Jean-Christophe Beaulieu

Profile
- Position: Fullback

Personal information
- Born: May 6, 1990 (age 35) Trois-Rivières, Quebec, Canada
- Height: 6 ft 3 in (1.91 m)
- Weight: 220 lb (100 kg)

Career information
- University: Sherbrooke
- CFL draft: 2014: 6th round, 49th overall pick

Career history
- 2014–2017: Montreal Alouettes
- 2018–2019: Ottawa Redblacks
- Stats at CFL.ca

= Jean-Christophe Beaulieu =

Canadian player of Canadian football

Jean-Christophe Beaulieu (also known as 'J.C Beaulieu') (born May 6, 1990) is a Canadian former professional football fullback who played in the Canadian Football League (CFL) for the Montreal Alouettes and Ottawa Redblacks.

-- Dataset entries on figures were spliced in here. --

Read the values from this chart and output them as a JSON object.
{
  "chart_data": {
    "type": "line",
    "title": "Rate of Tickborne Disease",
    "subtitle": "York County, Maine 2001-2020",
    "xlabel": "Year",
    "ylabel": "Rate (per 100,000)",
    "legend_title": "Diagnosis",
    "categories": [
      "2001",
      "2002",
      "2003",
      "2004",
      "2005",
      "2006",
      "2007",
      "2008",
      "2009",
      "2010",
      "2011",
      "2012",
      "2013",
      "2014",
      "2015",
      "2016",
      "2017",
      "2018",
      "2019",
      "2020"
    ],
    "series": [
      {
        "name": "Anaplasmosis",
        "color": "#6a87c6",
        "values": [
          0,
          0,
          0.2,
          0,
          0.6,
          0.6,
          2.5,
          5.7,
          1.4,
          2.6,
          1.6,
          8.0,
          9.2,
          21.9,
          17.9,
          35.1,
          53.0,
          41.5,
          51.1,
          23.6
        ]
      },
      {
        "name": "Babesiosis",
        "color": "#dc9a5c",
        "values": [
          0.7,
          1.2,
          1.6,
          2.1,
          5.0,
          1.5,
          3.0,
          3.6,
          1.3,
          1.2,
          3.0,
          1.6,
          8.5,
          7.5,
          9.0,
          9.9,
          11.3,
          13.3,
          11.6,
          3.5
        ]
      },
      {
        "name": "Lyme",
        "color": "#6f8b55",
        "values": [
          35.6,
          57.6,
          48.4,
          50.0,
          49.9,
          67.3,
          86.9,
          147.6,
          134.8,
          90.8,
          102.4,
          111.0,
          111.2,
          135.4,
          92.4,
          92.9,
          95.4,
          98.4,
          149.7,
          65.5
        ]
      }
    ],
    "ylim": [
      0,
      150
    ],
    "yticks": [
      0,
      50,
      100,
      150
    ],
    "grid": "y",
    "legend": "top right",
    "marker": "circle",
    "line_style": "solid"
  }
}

He was selected by the Alouettes in the sixth round of the 2014 CFL draft after playing CIS football at the Université de Sherbrooke.

==College career==
Beaulieu played in nine games for the Sherbrooke Vert et Or during his senior year in 2013, rushing for 55 yards and three touchdowns on 19 carries. He also caught four passes for 34 yards and one touchdown.

==Professional career==

=== Montreal Alouettes ===
Beaulieu was selected by the Montreal Alouettes with the 49th pick in the 2014 CFL draft. He signed with the team on May 27, 2014. He played in ten games for the Alouettes in 2014, rushing for two yards on one carry and catching two passes for ten yards. Beaulieu also blocked a punt. He started eighteen games in 2015, recording five receptions for 65 yards and a touchdown. He signed a three-year deal with the Alouettes on February 1, 2016. In four seasons with Montreal Beaulieu was used sparingly on offense; he carried the ball 11 times for 104 yards with one touchdown, he also caught 23 passes for 202 yards with one touchdown.

=== Ottawa Redblacks ===
On January 30, 2018, Beaulieu was traded to the Ottawa Redblacks in exchange for Patrick Lavoie. Beaulieu was released on March 2, 2020.